People who regularly use LLMs might be a bit numb to this experience and we probably have some LLM-specific antibodies at this point that allows us to find uses for them, but think of it from the perspective of a general user:
What a crappy experience, right? having a system with a FULLY wrong answer and given so confidently? with very very little indication that this might happen, especially given the earlier answers missed the mark but were acceptable responses?
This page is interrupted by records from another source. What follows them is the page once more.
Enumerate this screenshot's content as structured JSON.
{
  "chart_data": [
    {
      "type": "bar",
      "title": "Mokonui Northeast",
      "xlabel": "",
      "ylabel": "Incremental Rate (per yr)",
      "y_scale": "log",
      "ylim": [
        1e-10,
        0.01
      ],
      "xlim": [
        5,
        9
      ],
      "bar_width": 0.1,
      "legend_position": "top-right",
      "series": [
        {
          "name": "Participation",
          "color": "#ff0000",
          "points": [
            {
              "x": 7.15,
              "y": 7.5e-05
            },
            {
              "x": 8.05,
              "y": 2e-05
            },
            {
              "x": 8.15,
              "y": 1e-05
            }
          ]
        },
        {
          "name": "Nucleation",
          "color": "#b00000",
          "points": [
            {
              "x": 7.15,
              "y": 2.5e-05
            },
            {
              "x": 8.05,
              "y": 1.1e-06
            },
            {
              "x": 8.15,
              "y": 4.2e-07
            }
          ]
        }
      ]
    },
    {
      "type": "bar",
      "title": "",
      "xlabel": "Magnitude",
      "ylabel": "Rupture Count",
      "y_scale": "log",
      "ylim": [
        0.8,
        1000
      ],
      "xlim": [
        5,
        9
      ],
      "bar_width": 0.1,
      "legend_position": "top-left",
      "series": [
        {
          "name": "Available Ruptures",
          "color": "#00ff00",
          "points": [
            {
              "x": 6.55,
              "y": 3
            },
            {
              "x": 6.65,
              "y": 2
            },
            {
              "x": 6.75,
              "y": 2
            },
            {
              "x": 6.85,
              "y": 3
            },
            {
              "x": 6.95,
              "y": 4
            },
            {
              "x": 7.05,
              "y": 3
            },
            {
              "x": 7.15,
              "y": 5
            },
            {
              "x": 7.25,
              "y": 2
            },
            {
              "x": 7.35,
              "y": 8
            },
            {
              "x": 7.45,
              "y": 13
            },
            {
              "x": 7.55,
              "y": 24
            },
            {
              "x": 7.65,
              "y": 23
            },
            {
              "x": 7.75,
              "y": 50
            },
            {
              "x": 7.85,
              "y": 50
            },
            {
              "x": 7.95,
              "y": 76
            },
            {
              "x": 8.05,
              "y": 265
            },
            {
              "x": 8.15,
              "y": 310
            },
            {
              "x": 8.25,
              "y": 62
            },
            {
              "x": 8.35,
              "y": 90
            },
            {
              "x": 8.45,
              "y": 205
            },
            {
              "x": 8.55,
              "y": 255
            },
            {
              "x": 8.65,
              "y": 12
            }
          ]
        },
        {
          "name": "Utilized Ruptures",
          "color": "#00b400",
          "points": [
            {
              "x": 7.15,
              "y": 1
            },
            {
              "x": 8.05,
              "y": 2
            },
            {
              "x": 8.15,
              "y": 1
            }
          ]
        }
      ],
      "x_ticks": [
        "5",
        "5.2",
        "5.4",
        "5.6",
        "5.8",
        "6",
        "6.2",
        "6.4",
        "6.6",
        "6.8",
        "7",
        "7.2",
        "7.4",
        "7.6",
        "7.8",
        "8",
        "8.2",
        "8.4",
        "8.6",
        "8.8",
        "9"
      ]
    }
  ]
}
It still happens to me that I find people that don't know how LLM hallucinations work. But it's not their fault! See my earlier skeet on Bluesky quoting Dr Birhane:
happens a lot to me as well: at times I fool myself by thinking "by now we all know you can't trust the output of an LLM without checking, right?" And yet I routinely have to tell it to new people when I speak in public But I don't think this is the fault of people who are unaware of this [1/3]
— Martino Wong (@oradecima.com) December 6, 2024 at 11:07 PM
[image or embed]
As I was saying in that thread, I think the disclaimers on AI tools are far too small, and it's baffling to me that we accept and even welcome a user experience that is so unpredictable.
I don't think LLMs are useless, but I do think we should strongly resist the relentless overhyping of AI systems that picture them like they already are the ultimate solution for everything.